A: There are several reasons: for one, the best and most practical way to truly unify all of the various data sources is through the cloud. The media industry has so many disparate technologies and data repositories that you need to leverage the cloud to connect them all and get them to talk to each other. Beyond that, cloud solutions scale much better, which is particularly important in media given how rapid growth can be. Implementation is also much faster with cloud software, development cycles are shorter for new features and functionality, and solutions can be more modular leveraging microservices.

Q: You mention microservices and modularity – can you explain more what you mean by that?

A: Yes – think of microservices as taking a big architecture and breaking it up into small pieces, with each piece potentially having its own development team, and its own database. The benefits are that it scales better because each microservice is independent. You also can run what we call parallel development. This allows the developer to curate specific technology solutions to fit specific business needs – what we call “fit for purpose.” That means it’s not a one size fits all approach, but rather solutions can be much more modular in design and businesses can select solutions that specifically meet their needs.

Q: With all of the various media technologies and media types, how challenging is it to connect media and advertising data together?

A: It’s one of biggest challenges of our industry. Because of that, Operative has invested significant development resources to allow a bridge to existing technologies – we call it AOS CloudCore. It allows data replication and significantly cuts down on integration development. We’ve done a lot of things with our solutions to make it easier to move data back and forth.
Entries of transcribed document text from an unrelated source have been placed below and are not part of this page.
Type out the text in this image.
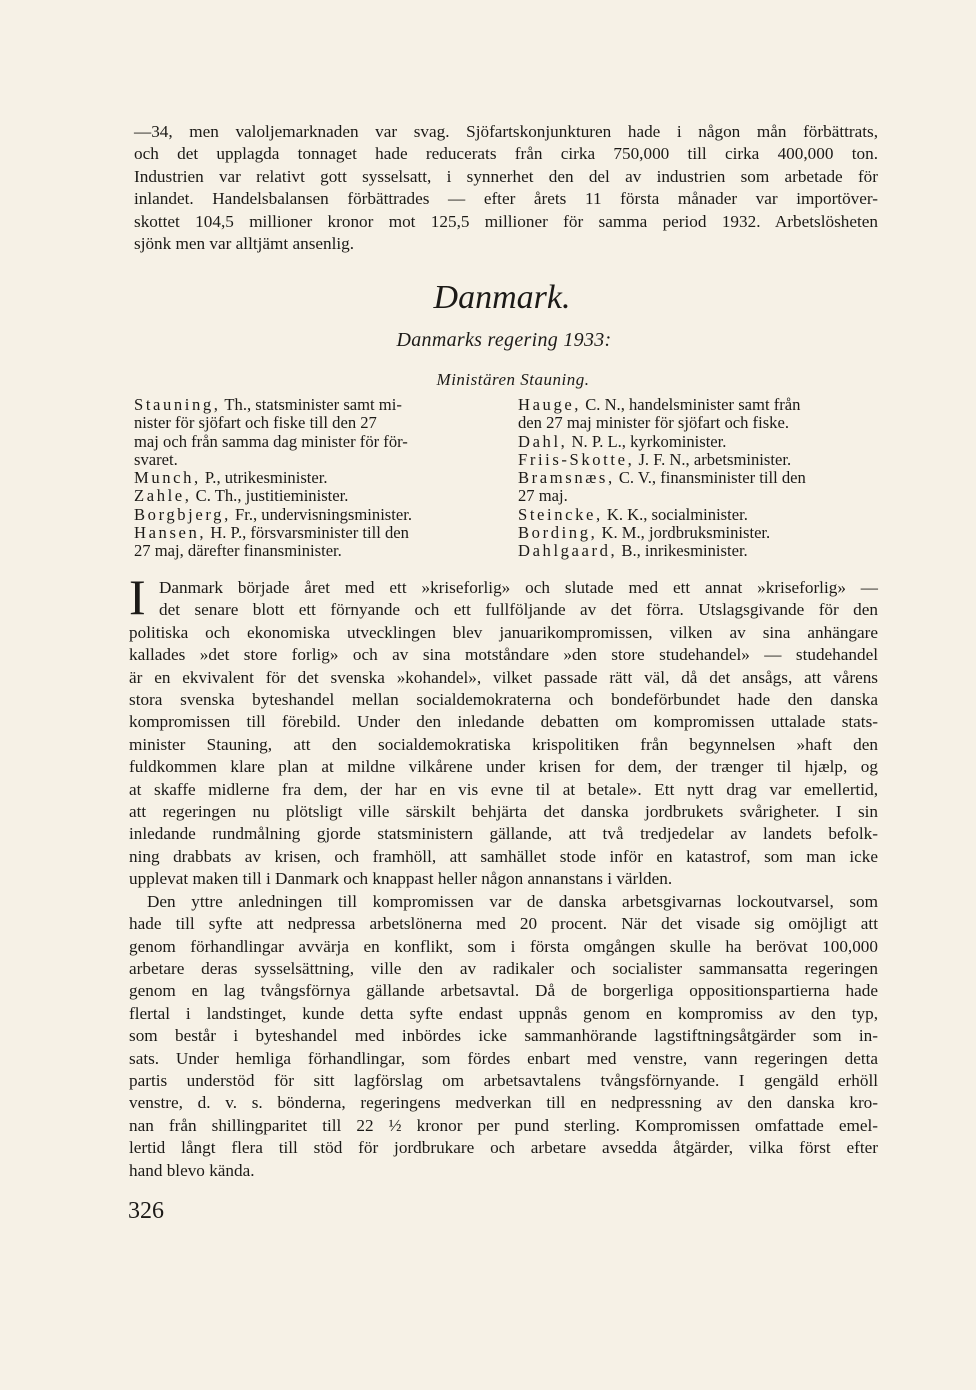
—34, men valoljemarknaden var svag. Sjöfartskonjunkturen hade i någon mån förbättrats,
och det upplagda tonnaget hade reducerats från cirka 750,000 till cirka 400,000 ton.
Industrien var relativt gott sysselsatt, i synnerhet den del av industrien som arbetade för
inlandet. Handelsbalansen förbättrades — efter årets 11 första månader var importöver-
skottet 104,5 millioner kronor mot 125,5 millioner för samma period 1932. Arbetslösheten
sjönk men var alltjämt ansenlig.
Danmark.
Danmarks regering 1933:
Ministären Stauning.
Stauning, Th., statsminister samt mi-
nister för sjöfart och fiske till den 27
maj och från samma dag minister för för-
svaret.
Munch, P., utrikesminister.
Zahle, C. Th., justitieminister.
Borgbjerg, Fr., undervisningsminister.
Hansen, H. P., försvarsminister till den
27 maj, därefter finansminister.
Hauge, C. N., handelsminister samt från
den 27 maj minister för sjöfart och fiske.
Dahl, N. P. L., kyrkominister.
Friis-Skotte, J. F. N., arbetsminister.
Bramsnæs, C. V., finansminister till den
27 maj.
Steincke, K. K., socialminister.
Bording, K. M., jordbruksminister.
Dahlgaard, B., inrikesminister.
Danmark började året med ett »kriseforlig» och slutade med ett annat »kriseforlig» —
I det senare blott ett förnyande och ett fullföljande av det förra. Utslagsgivande för den
politiska och ekonomiska utvecklingen blev januarikompromissen, vilken av sina anhängare
kallades »det store forlig» och av sina motståndare »den store studehandel» — studehandel
är en ekvivalent för det svenska »kohandel», vilket passade rätt väl, då det ansågs, att vårens
stora svenska byteshandel mellan socialdemokraterna och bondeförbundet hade den danska
kompromissen till förebild. Under den inledande debatten om kompromissen uttalade stats-
minister Stauning, att den socialdemokratiska krispolitiken från begynnelsen »haft den
fuldkommen klare plan at mildne vilkårene under krisen for dem, der trænger til hjælp, og
at skaffe midlerne fra dem, der har en vis evne til at betale». Ett nytt drag var emellertid,
att regeringen nu plötsligt ville särskilt behjärta det danska jordbrukets svårigheter. I sin
inledande rundmålning gjorde statsministern gällande, att två tredjedelar av landets befolk-
ning drabbats av krisen, och framhöll, att samhället stode inför en katastrof, som man icke
upplevat maken till i Danmark och knappast heller någon annanstans i världen.
Den yttre anledningen till kompromissen var de danska arbetsgivarnas lockoutvarsel, som
hade till syfte att nedpressa arbetslönerna med 20 procent. När det visade sig omöjligt att
genom förhandlingar avvärja en konflikt, som i första omgången skulle ha berövat 100,000
arbetare deras sysselsättning, ville den av radikaler och socialister sammansatta regeringen
genom en lag tvångsförnya gällande arbetsavtal. Då de borgerliga oppositionspartierna hade
flertal i landstinget, kunde detta syfte endast uppnås genom en kompromiss av den typ,
som består i byteshandel med inbördes icke sammanhörande lagstiftningsåtgärder som in-
sats. Under hemliga förhandlingar, som fördes enbart med venstre, vann regeringen detta
partis understöd för sitt lagförslag om arbetsavtalens tvångsförnyande. I gengäld erhöll
venstre, d. v. s. bönderna, regeringens medverkan till en nedpressning av den danska kro-
nan från shillingparitet till 22 ½ kronor per pund sterling. Kompromissen omfattade emel-
lertid långt flera till stöd för jordbrukare och arbetare avsedda åtgärder, vilka först efter
hand blevo kända.
326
We also publish open APIs to make any custom integration work more straightforward. In addition, we can provide various data streams for our customers – think of that like an ongoing conveyor belt full of different data, and a customer can pull the data they need from the belt without needing to code to an API.
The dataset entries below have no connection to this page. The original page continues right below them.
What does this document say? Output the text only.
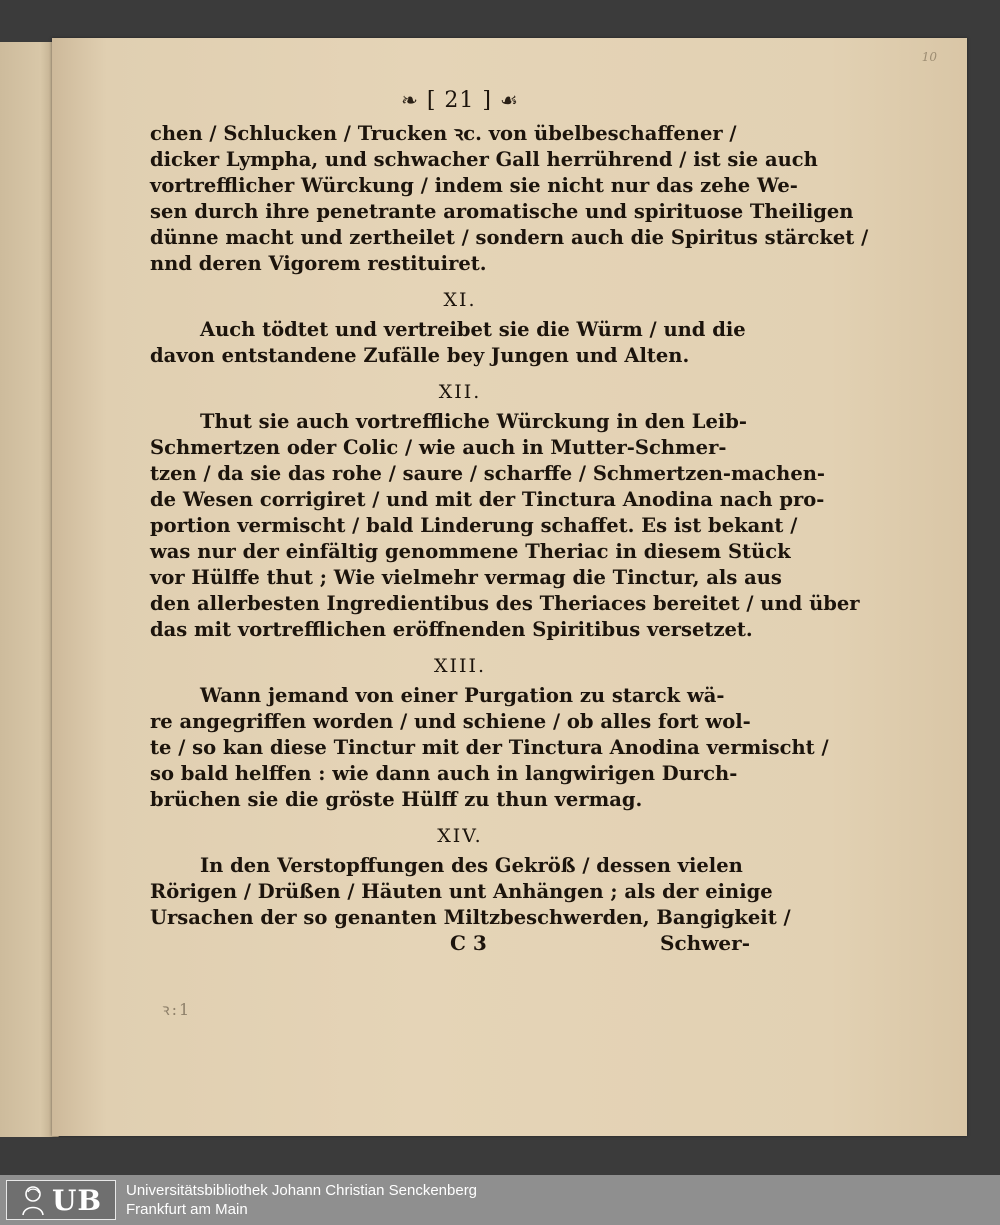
10
❧ [ 21 ] ☙

chen / Schlucken / Trucken ꝛc. von übelbeschaffener /
dicker Lympha, und schwacher Gall herrührend / ist sie auch
vortrefflicher Würckung / indem sie nicht nur das zehe We-
sen durch ihre penetrante aromatische und spirituose Theiligen
dünne macht und zertheilet / sondern auch die Spiritus stärcket /
nnd deren Vigorem restituiret.

XI.

Auch tödtet und vertreibet sie die Würm / und die
davon entstandene Zufälle bey Jungen und Alten.

XII.

Thut sie auch vortreffliche Würckung in den Leib-
Schmertzen oder Colic / wie auch in Mutter-Schmer-
tzen / da sie das rohe / saure / scharffe / Schmertzen-machen-
de Wesen corrigiret / und mit der Tinctura Anodina nach pro-
portion vermischt / bald Linderung schaffet. Es ist bekant /
was nur der einfältig genommene Theriac in diesem Stück
vor Hülffe thut ; Wie vielmehr vermag die Tinctur, als aus
den allerbesten Ingredientibus des Theriaces bereitet / und über
das mit vortrefflichen eröffnenden Spiritibus versetzet.

XIII.

Wann jemand von einer Purgation zu starck wä-
re angegriffen worden / und schiene / ob alles fort wol-
te / so kan diese Tinctur mit der Tinctura Anodina vermischt /
so bald helffen : wie dann auch in langwirigen Durch-
brüchen sie die gröste Hülff zu thun vermag.

XIV.

In den Verstopffungen des Gekröß / dessen vielen
Rörigen / Drüßen / Häuten unt Anhängen ; als der einige
Ursachen der so genanten Miltzbeschwerden, Bangigkeit /

C 3	Schwer-
ꝛ:1
UB Universitätsbibliothek Johann Christian Senckenberg
Frankfurt am Main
Q: Tell us about your approach to software development at Operative.

A: All of our forward-looking products are SaaS solutions, with applications built on cloud-native architecture. As I mentioned we develop our solutions utilizing a microservices approach focused on specific business needs, which provides us as well as our customers with flexibility to curate solutions and technology to fit particular needs. While this is becoming more common with modern technology development, it’s quite unique in the media industry. We currently release new software features and functionality approximately every 4 weeks. 

Q: If you could coach media companies on building out their technology solutions for media business management, what would you tell them?

A: First off, you need to unify all of your data. There’s just no way a media company can efficiently manage and sell its advertising inventory with all the various channels and platforms, if the data is residing in a bunch of separate systems. Next, you want to leverage technology to automate as much of the advertising workflows as you can, to make things more efficient and free up more time to focus on high-value, strategic initiatives vs. ongoing repetitive tasks. Finally, focus on data and leverage data intelligence to improve decision making and ways to maximize the value of media. I think this is an area of huge opportunity for media companies, and it’s only going to accelerate with the proliferation of machine learning and AI.

Thanks Glen! We appreciate your time!